If you, sir, have (or had, in school) a problem with math, I can sympathize. But since you are in an influential media position, you must not rely on your own very very fuzzy comprehension of the mathematical facts of the deficit, Social Security, and Medicare. You must educate yourself – it is your responsibility – with facts. Nothing but facts. No more Republican talking points that sound good to you, seem reasonable, appeal to your intuition, or were successfully sold to you by someone you were listening to early in your attempt to comprehend this economic situation.
HERE IS A FACT: Social Security and Medicare have their own budgets and are supported by dedicated payroll taxes.
They do not drive the deficit. You must stop saying that, since it is factually wrong.
You can’t say no one explained this to you. I’m sure you’re getting a lot of mail about it. Now do the right thing, sir.
Mr. Gregory,
It has come to my attention that on Meet the Press, you alleged that programs like Social Security and Medicare are the ‘drivers’ of the so-called deficit problem. This is factually incorrect – these programs are largely self-funded. What has actually caused the deficit is the drop in taxes received over the last 30 years, especially from corporations (http://www.americanprogress.org/issues/2011/06/low_tax.html), two unfunded wars (more like 6 now, but who’s counting), bailouts for the financial industry, and the reduced take from the rich, culminating with the recently extended Bush tax cuts. We’re actually a low-tax country compared to other industrialized nations.
What you’re doing by repeating this ‘cut entitlements’ meme and trying to link it to the current deficit is perpetuating a long-running propaganda campaign formulated by the pickpockets who’ve been pillaging the middle class since Reagan.

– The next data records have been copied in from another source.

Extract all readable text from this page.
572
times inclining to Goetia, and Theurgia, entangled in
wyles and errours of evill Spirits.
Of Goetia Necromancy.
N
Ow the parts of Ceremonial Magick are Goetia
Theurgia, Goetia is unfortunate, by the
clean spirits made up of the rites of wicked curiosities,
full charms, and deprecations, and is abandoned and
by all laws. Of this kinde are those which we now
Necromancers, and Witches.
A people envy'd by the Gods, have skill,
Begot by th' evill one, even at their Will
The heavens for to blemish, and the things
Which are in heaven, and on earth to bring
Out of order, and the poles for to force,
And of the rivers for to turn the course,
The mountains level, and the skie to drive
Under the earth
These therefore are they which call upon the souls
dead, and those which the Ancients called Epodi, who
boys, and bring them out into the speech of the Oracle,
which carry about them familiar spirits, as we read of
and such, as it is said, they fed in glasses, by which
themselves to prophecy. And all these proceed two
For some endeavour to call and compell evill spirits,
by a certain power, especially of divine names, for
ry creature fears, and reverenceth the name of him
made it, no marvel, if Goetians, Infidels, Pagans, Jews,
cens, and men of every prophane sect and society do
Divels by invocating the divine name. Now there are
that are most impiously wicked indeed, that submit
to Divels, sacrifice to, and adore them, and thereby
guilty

I’m rather astonished that a purported news show would so actively participate in such a scheme.
Luckily, in spite of this propaganda, the American people are wise to it and have stated over and over again in polls that they do not want these valuable and cost-effective social programs cut.
I urge you to 1) Ascertain the actual facts about the causes of the deficit, and 2) Present them fairly on your show. Please resist the urge to link the deficit to Social Security and Medicare – this is corporate clap-trap. You’re above that.